Closed vs. open-weight models

The distinction between closed and open models is one of the most consequential in the current AI landscape:

  • Closed models (GPT-4, Claude 3, Gemini Ultra, Grok): weights not released. Accessible only through API or consumer product. Provider controls updates, safety measures, and pricing. Typically strongest at frontier capability. Users have no visibility into training data, architecture details, or weight values.

  • Open-weight models (Llama 3, Mistral, Qwen 2, Gemma, Falcon): weights published for download. Can be run locally, fine-tuned, modified, deployed without API dependency. Privacy-preserving (data never leaves your hardware). Typically somewhat behind closed models on overall capability benchmarks, though the gap has narrowed dramatically.

The policy debate: open weights enable research, auditability, customisation, and access for under-resourced communities. They also enable misuse — fine-tuning to remove safety guardrails is straightforward for someone with the technical capability. This tension is unresolved and shapes ongoing regulatory conversations.

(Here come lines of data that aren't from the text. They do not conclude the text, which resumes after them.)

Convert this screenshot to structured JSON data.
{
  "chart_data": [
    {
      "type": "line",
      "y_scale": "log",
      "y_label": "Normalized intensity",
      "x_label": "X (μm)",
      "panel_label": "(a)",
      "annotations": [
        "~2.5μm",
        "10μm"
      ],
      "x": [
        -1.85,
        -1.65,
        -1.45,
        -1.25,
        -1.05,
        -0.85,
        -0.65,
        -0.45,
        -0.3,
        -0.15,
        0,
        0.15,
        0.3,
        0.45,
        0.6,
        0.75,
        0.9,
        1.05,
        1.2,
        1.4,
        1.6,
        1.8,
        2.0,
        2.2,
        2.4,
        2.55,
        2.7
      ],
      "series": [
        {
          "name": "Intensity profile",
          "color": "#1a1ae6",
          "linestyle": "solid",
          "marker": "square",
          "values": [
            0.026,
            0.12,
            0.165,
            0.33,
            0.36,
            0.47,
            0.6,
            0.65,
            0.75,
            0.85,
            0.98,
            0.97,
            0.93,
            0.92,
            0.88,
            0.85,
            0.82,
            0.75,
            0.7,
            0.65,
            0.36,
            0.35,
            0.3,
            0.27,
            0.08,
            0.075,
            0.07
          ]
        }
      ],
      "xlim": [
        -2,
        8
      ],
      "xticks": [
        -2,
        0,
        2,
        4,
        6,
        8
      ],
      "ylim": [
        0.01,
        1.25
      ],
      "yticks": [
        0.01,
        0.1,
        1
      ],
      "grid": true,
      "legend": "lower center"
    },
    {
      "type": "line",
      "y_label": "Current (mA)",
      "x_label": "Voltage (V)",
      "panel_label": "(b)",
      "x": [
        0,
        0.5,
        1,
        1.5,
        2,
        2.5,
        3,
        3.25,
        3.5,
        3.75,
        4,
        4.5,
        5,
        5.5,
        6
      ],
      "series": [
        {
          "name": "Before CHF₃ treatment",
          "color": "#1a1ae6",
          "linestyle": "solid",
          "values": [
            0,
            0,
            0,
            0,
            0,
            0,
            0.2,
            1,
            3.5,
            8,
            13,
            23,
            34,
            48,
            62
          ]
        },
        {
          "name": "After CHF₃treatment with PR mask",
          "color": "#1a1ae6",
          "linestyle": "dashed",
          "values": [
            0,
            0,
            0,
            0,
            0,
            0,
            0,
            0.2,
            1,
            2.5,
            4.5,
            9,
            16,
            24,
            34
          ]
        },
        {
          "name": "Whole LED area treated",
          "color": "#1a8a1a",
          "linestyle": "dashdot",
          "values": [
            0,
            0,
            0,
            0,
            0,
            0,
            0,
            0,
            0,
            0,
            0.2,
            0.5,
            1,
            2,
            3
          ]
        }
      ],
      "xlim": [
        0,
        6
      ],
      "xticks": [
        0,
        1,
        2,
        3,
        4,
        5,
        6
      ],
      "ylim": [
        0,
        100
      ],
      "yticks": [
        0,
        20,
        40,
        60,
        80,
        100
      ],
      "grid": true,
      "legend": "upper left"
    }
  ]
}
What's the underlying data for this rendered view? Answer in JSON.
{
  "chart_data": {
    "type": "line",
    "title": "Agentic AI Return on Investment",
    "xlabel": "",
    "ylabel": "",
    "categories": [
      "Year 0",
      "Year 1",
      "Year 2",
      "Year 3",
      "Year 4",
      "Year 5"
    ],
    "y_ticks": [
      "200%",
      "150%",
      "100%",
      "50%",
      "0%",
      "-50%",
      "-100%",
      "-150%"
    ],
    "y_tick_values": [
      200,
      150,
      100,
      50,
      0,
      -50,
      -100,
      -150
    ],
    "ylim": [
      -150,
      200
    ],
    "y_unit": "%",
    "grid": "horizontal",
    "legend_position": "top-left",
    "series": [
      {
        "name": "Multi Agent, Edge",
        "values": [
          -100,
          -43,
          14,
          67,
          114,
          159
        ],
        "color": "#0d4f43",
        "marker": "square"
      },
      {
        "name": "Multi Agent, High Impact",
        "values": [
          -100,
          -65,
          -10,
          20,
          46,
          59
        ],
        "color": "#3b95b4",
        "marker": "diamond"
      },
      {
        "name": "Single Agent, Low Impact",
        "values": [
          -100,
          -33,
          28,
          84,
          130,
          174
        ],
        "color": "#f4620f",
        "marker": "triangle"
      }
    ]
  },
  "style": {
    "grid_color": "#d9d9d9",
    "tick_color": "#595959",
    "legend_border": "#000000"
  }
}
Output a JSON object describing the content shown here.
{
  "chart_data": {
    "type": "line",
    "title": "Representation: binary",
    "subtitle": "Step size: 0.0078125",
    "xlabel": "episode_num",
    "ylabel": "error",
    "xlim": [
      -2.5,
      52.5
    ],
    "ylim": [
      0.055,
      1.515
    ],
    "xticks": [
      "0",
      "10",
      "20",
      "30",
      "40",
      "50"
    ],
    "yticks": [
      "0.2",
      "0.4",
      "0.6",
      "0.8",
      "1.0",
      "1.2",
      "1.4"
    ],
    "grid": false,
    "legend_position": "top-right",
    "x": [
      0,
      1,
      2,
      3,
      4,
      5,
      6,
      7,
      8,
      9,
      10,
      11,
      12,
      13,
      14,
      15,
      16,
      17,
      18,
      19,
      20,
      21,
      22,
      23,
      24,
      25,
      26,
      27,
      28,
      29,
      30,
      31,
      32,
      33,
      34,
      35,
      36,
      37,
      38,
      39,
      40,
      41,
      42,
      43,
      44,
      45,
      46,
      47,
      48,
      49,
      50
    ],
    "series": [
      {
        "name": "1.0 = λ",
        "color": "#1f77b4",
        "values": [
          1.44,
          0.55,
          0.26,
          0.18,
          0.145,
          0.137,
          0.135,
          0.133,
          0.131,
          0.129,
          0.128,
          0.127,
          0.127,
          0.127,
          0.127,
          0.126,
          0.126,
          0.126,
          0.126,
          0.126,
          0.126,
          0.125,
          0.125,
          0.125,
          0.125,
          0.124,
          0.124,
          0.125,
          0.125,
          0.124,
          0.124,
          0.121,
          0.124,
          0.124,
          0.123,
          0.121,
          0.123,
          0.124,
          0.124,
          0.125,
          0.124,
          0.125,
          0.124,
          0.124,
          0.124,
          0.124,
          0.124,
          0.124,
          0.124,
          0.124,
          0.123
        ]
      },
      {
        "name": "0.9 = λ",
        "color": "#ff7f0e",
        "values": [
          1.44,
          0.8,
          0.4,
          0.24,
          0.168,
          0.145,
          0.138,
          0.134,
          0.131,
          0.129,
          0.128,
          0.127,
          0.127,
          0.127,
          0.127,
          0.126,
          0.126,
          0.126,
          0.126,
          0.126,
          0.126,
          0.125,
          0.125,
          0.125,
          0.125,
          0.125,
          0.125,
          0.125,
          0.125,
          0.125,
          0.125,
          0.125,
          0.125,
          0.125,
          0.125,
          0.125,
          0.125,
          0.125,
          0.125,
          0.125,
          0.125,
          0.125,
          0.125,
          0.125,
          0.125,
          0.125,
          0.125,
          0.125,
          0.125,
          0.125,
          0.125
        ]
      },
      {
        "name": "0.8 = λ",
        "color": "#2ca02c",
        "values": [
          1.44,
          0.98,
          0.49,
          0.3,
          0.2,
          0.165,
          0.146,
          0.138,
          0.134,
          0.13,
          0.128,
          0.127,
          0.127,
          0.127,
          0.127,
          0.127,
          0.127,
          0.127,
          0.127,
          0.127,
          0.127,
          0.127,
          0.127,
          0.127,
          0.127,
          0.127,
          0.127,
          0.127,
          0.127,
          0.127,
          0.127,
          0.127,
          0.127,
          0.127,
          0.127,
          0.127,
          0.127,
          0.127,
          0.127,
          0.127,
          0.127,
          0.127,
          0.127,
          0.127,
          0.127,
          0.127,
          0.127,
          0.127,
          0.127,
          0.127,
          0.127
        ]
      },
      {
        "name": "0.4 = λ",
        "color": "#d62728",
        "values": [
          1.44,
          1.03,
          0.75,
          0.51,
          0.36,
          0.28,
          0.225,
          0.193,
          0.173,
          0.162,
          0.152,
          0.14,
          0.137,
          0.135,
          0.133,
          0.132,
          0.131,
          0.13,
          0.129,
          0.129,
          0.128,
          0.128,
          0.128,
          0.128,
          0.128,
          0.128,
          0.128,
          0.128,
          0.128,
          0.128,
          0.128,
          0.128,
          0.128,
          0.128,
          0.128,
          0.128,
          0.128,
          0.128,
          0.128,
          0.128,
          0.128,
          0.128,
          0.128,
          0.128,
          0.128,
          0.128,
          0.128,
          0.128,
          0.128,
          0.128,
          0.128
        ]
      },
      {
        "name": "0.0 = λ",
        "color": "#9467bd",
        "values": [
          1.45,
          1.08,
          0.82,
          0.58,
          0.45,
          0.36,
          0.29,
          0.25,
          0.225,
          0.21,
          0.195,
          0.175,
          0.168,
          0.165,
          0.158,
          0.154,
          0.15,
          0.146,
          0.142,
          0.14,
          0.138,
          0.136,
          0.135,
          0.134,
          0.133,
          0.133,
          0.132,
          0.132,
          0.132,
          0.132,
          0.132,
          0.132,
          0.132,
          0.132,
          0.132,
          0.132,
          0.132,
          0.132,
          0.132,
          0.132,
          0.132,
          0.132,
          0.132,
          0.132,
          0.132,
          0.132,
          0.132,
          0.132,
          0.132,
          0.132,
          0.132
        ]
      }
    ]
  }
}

How to choose a model: the key trade-off dimensions

  • Capability: benchmark performance (MMLU, MATH, HumanEval), human preference ratings (Chatbot Arena ELO score), performance on your specific task domain. No single model dominates on all dimensions.

  • Context window: critical for document-level tasks. If your use case involves long documents, call transcripts, or large codebases, context window size may be the binding constraint.

  • Cost: varies roughly 100× across the market. Frontier closed models: $10–60 per million output tokens. Mid-tier models: $1–5. Smaller open-weight models self-hosted: fractions of a cent. Cost drives architecture at scale.

  • Latency: smaller models are faster. For real-time applications (voice assistants, interactive tools), latency may matter more than benchmark performance.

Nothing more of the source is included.